Da calma e do silêncio

Quando eu morder

a palavra,

por favor,

não me apressem,

quero mascar,

rasgar entre os dentes,

a pele, os ossos, o tutano

do verbo,

para assim versejar

o âmago das coisas.


Quando meu olhar

se perder no nada,

por favor,

não me despertem,

quero reter,

no adentro da íris,

a menor sombra,

do ínfimo movimento.


Quando meus pés

abrandarem na marcha,

por favor,

não me forcem.

Caminhar para quê?

Deixem-me quedar,

deixem-me quieta,

na aparente inércia.

Nem todo viandante

anda estradas,

há mundos submersos,

que só o silêncio

da poesia penetra.

- Conceição Evaristo, em "Poemas da recordação e outros movimentos".



Vozes-mulheres

A voz de minha bisavó

ecoou criança

nos porões do navio.

ecoou lamentos

de uma infância perdida.

A voz de minha avó

ecoou obediência

aos brancos-donos de tudo.

A voz de minha mãe

ecoou baixinho revolta

no fundo das cozinhas alheias

debaixo das trouxas

roupagens sujas dos brancos

pelo caminho empoeirado

rumo à favela.

A minha voz ainda

ecoa versos perplexos

com rimas de sangue

e

fome.

A voz de minha filha

recolhe todas as nossas vozes

recolhe em si

as vozes mudas caladas

engasgadas nas gargantas.

A voz de minha filha

recolhe em si

a fala e o ato.

O ontem – o hoje – o agora.

Na voz de minha filha

se fará ouvir a ressonância

o eco da vida-liberdade.

- Conceição Evaristo, em "Poemas da recordação e outros movimentos".



Do fogo que em mim arde

Sim, eu trago o fogo,

o outro,

não aquele que te apraz.

Ele queima sim,

é chama voraz

que derrete o bivo de teu pincel

incendiando até ás cinzas

O desejo-desenho que fazes de mim.


Sim, eu trago o fogo,

o outro,

aquele que me faz,

e que molda a dura pena

de minha escrita.

é este o fogo,

o meu, o que me arde

e cunha a minha face

na letra desenho

do auto-retrato meu.

- Conceição Evaristo, em "Poemas da recordação e outros movimentos".



Recordar é preciso

O mar vagueia onduloso sob os meus pensamentos

A memória bravia lança o leme:

Recordar é preciso.


O movimento vaivém nas águas-lembranças

dos meus marejados olhos transborda-me a vida,

salgando-me o rosto e o gosto.

Sou eternamente náufraga,

mas os fundos oceanos não me amedrontam

e nem me imobilizam.


Uma paixão profunda é a boia que me emerge.

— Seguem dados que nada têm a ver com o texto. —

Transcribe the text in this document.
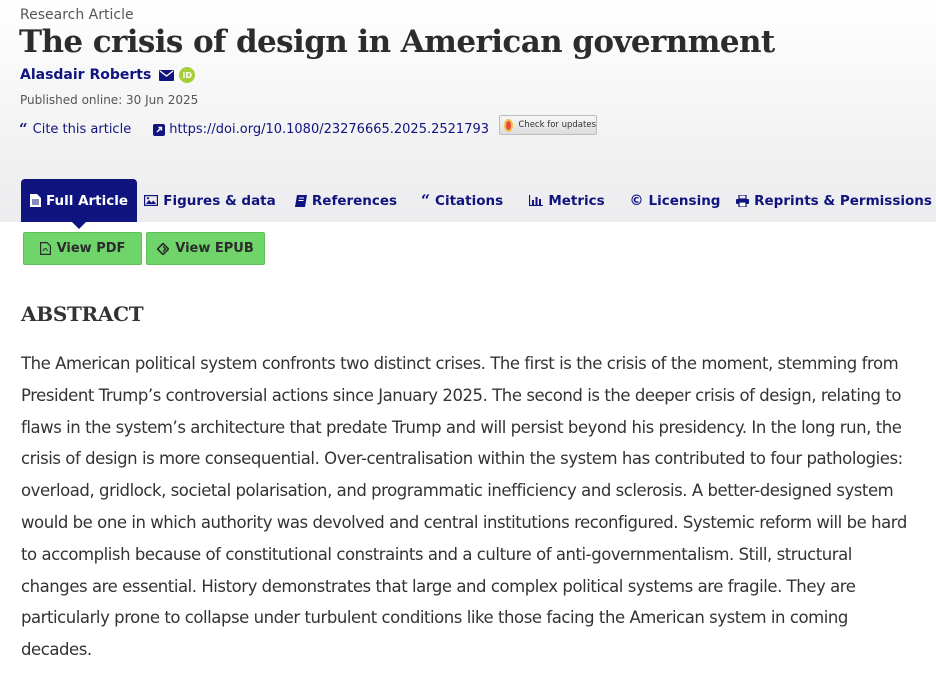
Research Article
The crisis of design in American government
Alasdair Roberts	iD
Published online: 30 Jun 2025
“ Cite this article	https://doi.org/10.1080/23276665.2025.2521793	Check for updates
Full Article	Figures & data	References “ Citations	Metrics © Licensing Reprints & Permissions
View PDF	View EPUB
ABSTRACT

The American political system confronts two distinct crises. The first is the crisis of the moment, stemming from President Trump’s controversial actions since January 2025. The second is the deeper crisis of design, relating to flaws in the system’s architecture that predate Trump and will persist beyond his presidency. In the long run, the crisis of design is more consequential. Over-centralisation within the system has contributed to four pathologies: overload, gridlock, societal polarisation, and programmatic inefficiency and sclerosis. A better-designed system would be one in which authority was devolved and central institutions reconfigured. Systemic reform will be hard to accomplish because of constitutional constraints and a culture of anti-governmentalism. Still, structural changes are essential. History demonstrates that large and complex political systems are fragile. They are particularly prone to collapse under turbulent conditions like those facing the American system in coming decades.
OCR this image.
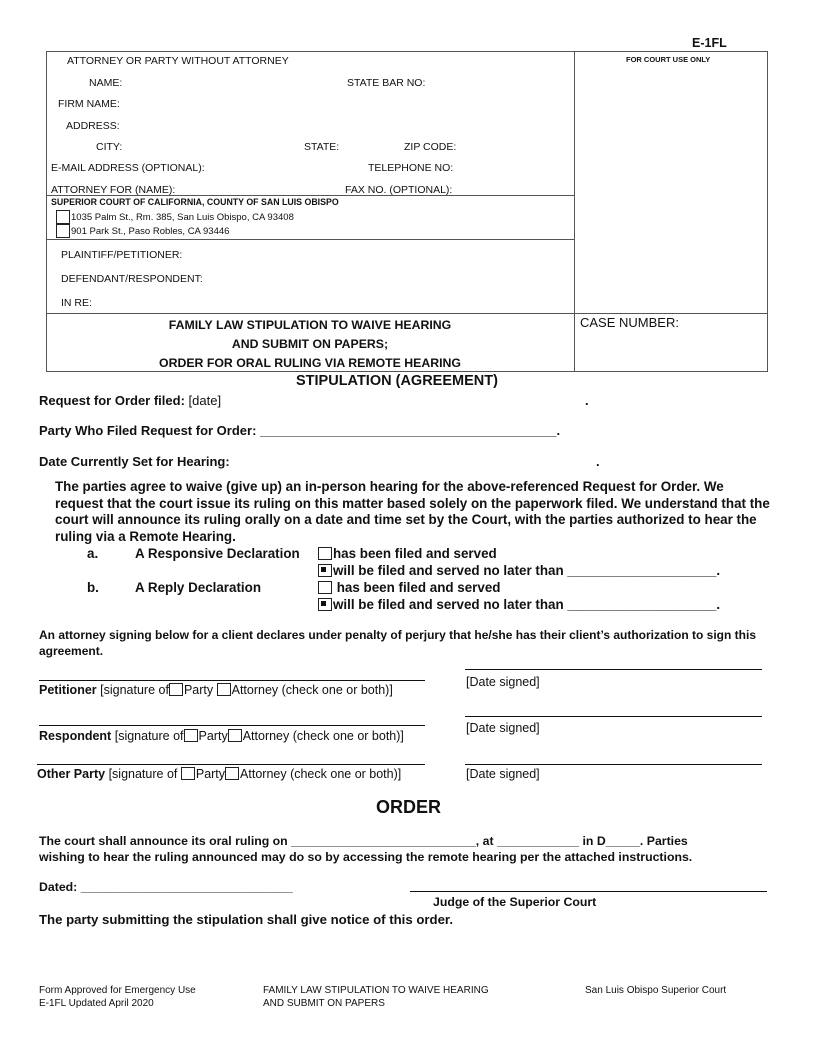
E-1FL
ATTORNEY OR PARTY WITHOUT ATTORNEY	FOR COURT USE ONLY
NAME:	STATE BAR NO:
FIRM NAME:
ADDRESS:
CITY:	STATE:	ZIP CODE:
E-MAIL ADDRESS (OPTIONAL):	TELEPHONE NO:
ATTORNEY FOR (NAME):	FAX NO. (OPTIONAL):
SUPERIOR COURT OF CALIFORNIA, COUNTY OF SAN LUIS OBISPO
1035 Palm St., Rm. 385, San Luis Obispo, CA 93408
901 Park St., Paso Robles, CA 93446
PLAINTIFF/PETITIONER:
DEFENDANT/RESPONDENT:
IN RE:
FAMILY LAW STIPULATION TO WAIVE HEARING
AND SUBMIT ON PAPERS;
ORDER FOR ORAL RULING VIA REMOTE HEARING
CASE NUMBER:
STIPULATION (AGREEMENT)
Request for Order filed: [date]	.
Party Who Filed Request for Order: _________________________________________.
Date Currently Set for Hearing:	.
The parties agree to waive (give up) an in-person hearing for the above-referenced Request for Order. We request that the court issue its ruling on this matter based solely on the paperwork filed. We understand that the court will announce its ruling orally on a date and time set by the Court, with the parties authorized to hear the ruling via a Remote Hearing.
a.	A Responsive Declaration	has been filed and served
will be filed and served no later than ____________________.
b.	A Reply Declaration	has been filed and served
will be filed and served no later than ____________________.
An attorney signing below for a client declares under penalty of perjury that he/she has their client’s authorization to sign this agreement.
Petitioner [signature of Party Attorney (check one or both)]
[Date signed]
Respondent [signature of Party Attorney (check one or both)]
[Date signed]
Other Party [signature of Party Attorney (check one or both)]	[Date signed]
ORDER
The court shall announce its oral ruling on ___________________________, at ____________ in D_____. Parties
wishing to hear the ruling announced may do so by accessing the remote hearing per the attached instructions.
Dated: _______________________________
Judge of the Superior Court
The party submitting the stipulation shall give notice of this order.
Form Approved for Emergency Use
E-1FL Updated April 2020
FAMILY LAW STIPULATION TO WAIVE HEARING
AND SUBMIT ON PAPERS
San Luis Obispo Superior Court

Sei que o mistério subsiste além das águas.

- Conceição Evaristo, em "Poemas da recordação e outros movimentos".



"Eu quero viver a grandeza da minha velhice e estou conseguindo sem mentiras, sem falsos remédios. Não quero me iludir com a cruel promessa da devolução de um tempo que já passou."

- Conceição Evaristo, em "Insubmissas lágrimas de mulheres".

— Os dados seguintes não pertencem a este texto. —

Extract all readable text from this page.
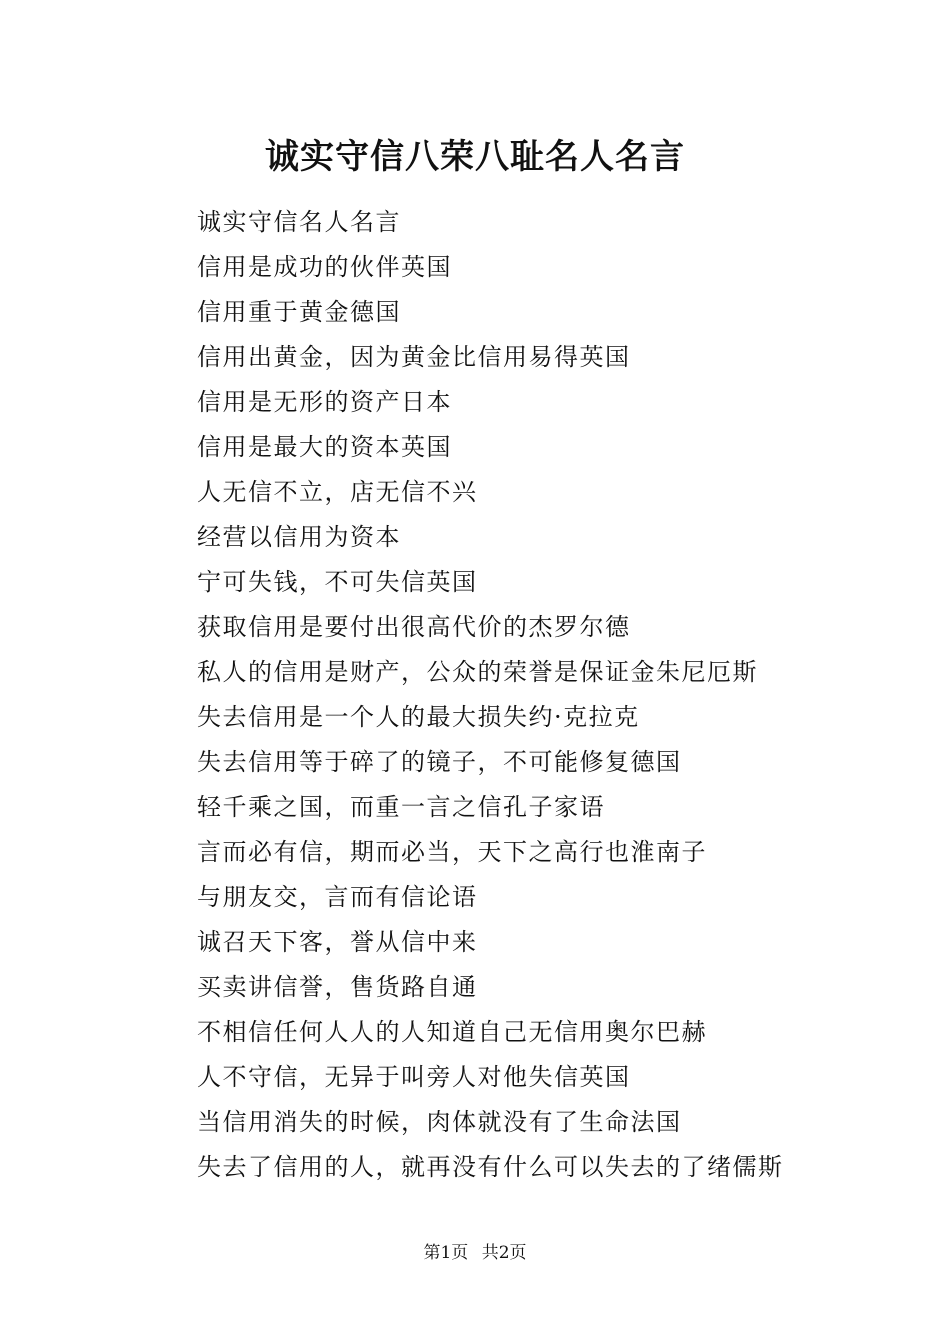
诚实守信八荣八耻名人名言
诚实守信名人名言
信用是成功的伙伴英国
信用重于黄金德国
信用出黄金，因为黄金比信用易得英国
信用是无形的资产日本
信用是最大的资本英国
人无信不立，店无信不兴
经营以信用为资本
宁可失钱，不可失信英国
获取信用是要付出很高代价的杰罗尔德
私人的信用是财产，公众的荣誉是保证金朱尼厄斯
失去信用是一个人的最大损失约·克拉克
失去信用等于碎了的镜子，不可能修复德国
轻千乘之国，而重一言之信孔子家语
言而必有信，期而必当，天下之高行也淮南子
与朋友交，言而有信论语
诚召天下客，誉从信中来
买卖讲信誉，售货路自通
不相信任何人人的人知道自己无信用奥尔巴赫
人不守信，无异于叫旁人对他失信英国
当信用消失的时候，肉体就没有了生命法国
失去了信用的人，就再没有什么可以失去的了绪儒斯
第1页 共2页
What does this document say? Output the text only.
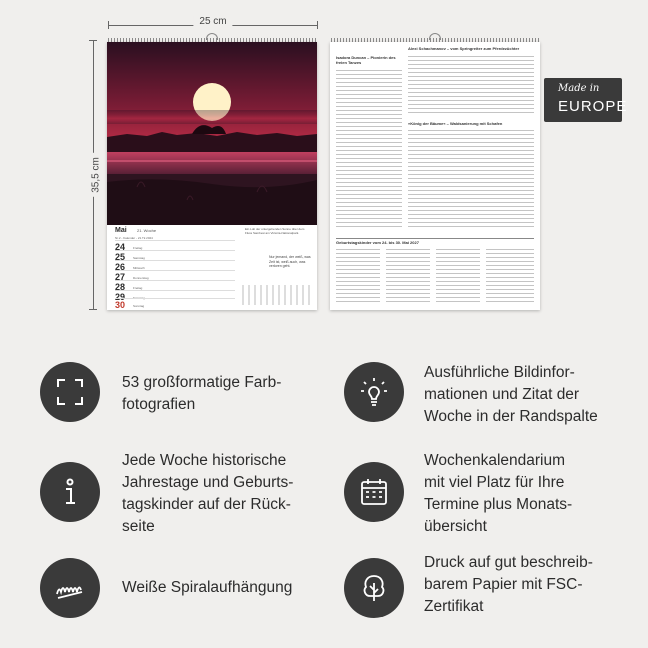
25 cm
35,5 cm
Mai	21. Woche
Nr.2 - Kalender - 21.Tk 2024
24	Freitag
25	Samstag
26	Mittwoch
27	Donnerstag
28	Freitag
29	Samstag
30	Sonntag
Ein Lob der untergehenden Sonne über dem Fluss Sambesi am Victoria-Nationalpark.
Nur jemand, der weiß, was Zeit ist, weiß auch, was verloren geht.
Isadora Duncan – Pionierin des freien Tanzes
Alexi Schachmanov – vom Springreiter zum Pferdezüchter
»König der Bäume« – Waldsanierung mit Schafen
Geburtstagskinder vom 24. bis 30. Mai 2027
Made in
EUROPE
53 großformatige Farb-
fotografien
Ausführliche Bildinfor-
mationen und Zitat der
Woche in der Randspalte
Jede Woche historische
Jahrestage und Geburts-
tagskinder auf der Rück-
seite
Wochenkalendarium
mit viel Platz für Ihre
Termine plus Monats-
übersicht
Weiße Spiralaufhängung
Druck auf gut beschreib-
barem Papier mit FSC-
Zertifikat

"Gosto de ouvir, mas não sei se sou a hábil conselheira. Ouço muito. Da voz outra, faço a minha, as histórias também. E, no quase gozo da escuta, seco os olhos. Não os meus, mas de quem conta. […] Desafio alguém a relatar fielmente algo que aconteceu. Entre o acontecimento e a narração do fato, alguma coisa se perde e por isso se acrescenta. O real vivido fica comprometido. E, quando se escreve, o comprometimento (ou o não comprometimento) entre o vivido e o escrito aprofunda mais o fosso. Entretanto, afirmo que, ao registrar estas histórias, continuo no premeditado ato de traçar uma escrevivência."

- Conceição Evaristo, em "Insubmissas lágrimas de mulheres".



“Mãe lavadeira, tia lavadeira e ainda eficientes em todos os ramos dos serviços domésticos. Cozinhar, arrumar, passar, cuidar de crianças. Também eu, desde menina, aprendi a arte de cuidar do corpo do outro. Aos oito anos surgiu meu primeiro emprego doméstico e ao longo do tempo, outros foram acontecendo. Minha passagem pelas casas das patroas foi alternada por outras atividades, como levar crianças vizinhas para escola, já que eu levava os meus irmãos. O mesmo acontecia com os deveres de casa. Ao assistir os meninos de minha casa, eu estendia essa assistência às crianças da favela, o que me rendia também uns trocadinhos. Além disso, participava com minha mãe e tia, da lavagem, do apanhar e do entregar trouxas de roupas nas casas das patroas. Troquei também horas de tarefas domésticas nas casas de professores, por aulas particulares, por maior atenção na escola e principalmente pela possibilidade de ganhar livros, sempre didáticos, para mim, para minhas irmãs e irmãos”.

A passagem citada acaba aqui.